Yale historian Donald Kagan delivered the NEH's Jefferson Lectures last night in Washington. Undertaking a rant against postmodern "theory" and seeking to reclaim the Enlightenment dream of objectivity, Kagan argued that history was the discipline best poised for this reclamation project. As the Chronicle reports:
'Mr. Kagan also defended his view of history as "Queen of the Humanities, standing between and slightly above her noble handmaidens, the muses of literature and philosophy," against the claims made by last year's Jefferson lecturer, Helen Vendler, a poetry critic and professor at Harvard University.
Ms.

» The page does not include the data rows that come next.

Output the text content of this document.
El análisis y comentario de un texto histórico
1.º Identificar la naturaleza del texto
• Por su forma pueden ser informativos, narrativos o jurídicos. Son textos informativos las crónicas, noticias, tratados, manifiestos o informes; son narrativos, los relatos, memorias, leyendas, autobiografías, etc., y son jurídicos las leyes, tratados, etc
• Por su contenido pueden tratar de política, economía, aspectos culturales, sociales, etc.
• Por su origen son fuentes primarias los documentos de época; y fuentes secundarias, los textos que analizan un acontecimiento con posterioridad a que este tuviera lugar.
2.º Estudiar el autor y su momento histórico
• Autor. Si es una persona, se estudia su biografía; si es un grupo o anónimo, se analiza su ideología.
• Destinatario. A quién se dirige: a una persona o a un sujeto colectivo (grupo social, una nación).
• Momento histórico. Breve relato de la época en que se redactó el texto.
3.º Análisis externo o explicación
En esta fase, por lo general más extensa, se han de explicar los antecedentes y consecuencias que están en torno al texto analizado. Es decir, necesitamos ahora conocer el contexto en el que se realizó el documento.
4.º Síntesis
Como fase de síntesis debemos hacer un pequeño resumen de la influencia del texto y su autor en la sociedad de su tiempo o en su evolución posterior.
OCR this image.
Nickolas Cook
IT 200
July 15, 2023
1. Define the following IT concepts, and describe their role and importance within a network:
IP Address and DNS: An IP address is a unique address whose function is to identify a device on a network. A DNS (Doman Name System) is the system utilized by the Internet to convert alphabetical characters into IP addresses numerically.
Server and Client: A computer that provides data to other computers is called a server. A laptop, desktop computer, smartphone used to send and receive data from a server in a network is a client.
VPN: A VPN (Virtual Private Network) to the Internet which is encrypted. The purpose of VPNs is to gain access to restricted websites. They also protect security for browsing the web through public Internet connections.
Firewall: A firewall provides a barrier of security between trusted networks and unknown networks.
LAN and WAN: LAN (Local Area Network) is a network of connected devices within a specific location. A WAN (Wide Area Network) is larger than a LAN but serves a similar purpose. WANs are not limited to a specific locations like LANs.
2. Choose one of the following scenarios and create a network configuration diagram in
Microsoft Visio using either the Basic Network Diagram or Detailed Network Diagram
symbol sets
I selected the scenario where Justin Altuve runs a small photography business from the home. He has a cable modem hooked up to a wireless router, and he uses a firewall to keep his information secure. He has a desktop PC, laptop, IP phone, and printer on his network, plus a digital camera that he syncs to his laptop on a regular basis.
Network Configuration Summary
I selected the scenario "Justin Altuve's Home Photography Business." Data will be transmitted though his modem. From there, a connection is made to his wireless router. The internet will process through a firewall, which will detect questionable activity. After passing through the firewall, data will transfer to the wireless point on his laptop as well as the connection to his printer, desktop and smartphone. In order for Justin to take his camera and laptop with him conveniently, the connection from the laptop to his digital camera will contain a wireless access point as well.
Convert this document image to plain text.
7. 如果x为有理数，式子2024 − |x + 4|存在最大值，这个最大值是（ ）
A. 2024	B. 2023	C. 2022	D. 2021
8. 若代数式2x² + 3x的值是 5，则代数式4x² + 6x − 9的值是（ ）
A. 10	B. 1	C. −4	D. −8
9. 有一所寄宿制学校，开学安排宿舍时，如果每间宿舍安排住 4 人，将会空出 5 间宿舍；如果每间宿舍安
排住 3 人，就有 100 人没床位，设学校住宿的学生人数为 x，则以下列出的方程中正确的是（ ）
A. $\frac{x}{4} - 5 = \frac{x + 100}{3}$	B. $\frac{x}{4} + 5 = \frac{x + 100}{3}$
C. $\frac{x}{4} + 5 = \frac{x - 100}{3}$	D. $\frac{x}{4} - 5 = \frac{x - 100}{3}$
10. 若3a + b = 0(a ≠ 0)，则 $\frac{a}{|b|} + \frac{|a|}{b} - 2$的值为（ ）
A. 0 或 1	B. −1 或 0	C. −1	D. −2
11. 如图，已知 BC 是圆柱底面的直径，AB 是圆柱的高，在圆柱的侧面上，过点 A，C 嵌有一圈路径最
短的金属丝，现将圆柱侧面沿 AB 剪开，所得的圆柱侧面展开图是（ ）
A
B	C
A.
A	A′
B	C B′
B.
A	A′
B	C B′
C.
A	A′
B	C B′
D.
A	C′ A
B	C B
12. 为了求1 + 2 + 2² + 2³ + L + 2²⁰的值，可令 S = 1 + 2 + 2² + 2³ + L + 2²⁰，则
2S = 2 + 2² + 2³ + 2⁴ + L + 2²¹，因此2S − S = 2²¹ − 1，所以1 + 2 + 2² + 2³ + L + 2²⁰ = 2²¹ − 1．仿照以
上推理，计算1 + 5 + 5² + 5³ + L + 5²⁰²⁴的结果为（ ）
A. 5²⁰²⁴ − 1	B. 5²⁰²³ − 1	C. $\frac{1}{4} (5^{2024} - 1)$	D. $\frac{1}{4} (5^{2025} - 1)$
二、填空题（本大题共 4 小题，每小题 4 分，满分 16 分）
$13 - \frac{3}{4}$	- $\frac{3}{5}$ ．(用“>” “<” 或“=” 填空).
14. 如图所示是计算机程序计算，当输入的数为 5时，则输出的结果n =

Vendler's 2004 lecture took the view that education in the humanities should focus on language, literature, and the arts, rather than on history and philosophy (The Chronicle, May 7, 2004). Mr. Kagan disagreed, noting that in the "modern world," where the influence of "religion and the traditions based upon it" has faded, "the need for a sound base for moral judgments has not."'
The influence of religion and tradition has "faded" in the modern world? Is Kagan so lost in the archives looking for that elusive objectivity that he can't find time to read today's newspapers?! If this is the kind of astute analysis that her majesty History has to offer, then I think her reign is a blind one. While Kagan perhaps captures the spirit of Jefferson, it is just such blind commitment to Enlightenment dreams of secularism (which promised religion would wither away) that blocks any real progress on dealing with the wide impact of religion and traditon across the globe. Mr. Kagan would do well to pay a little more attention to the present.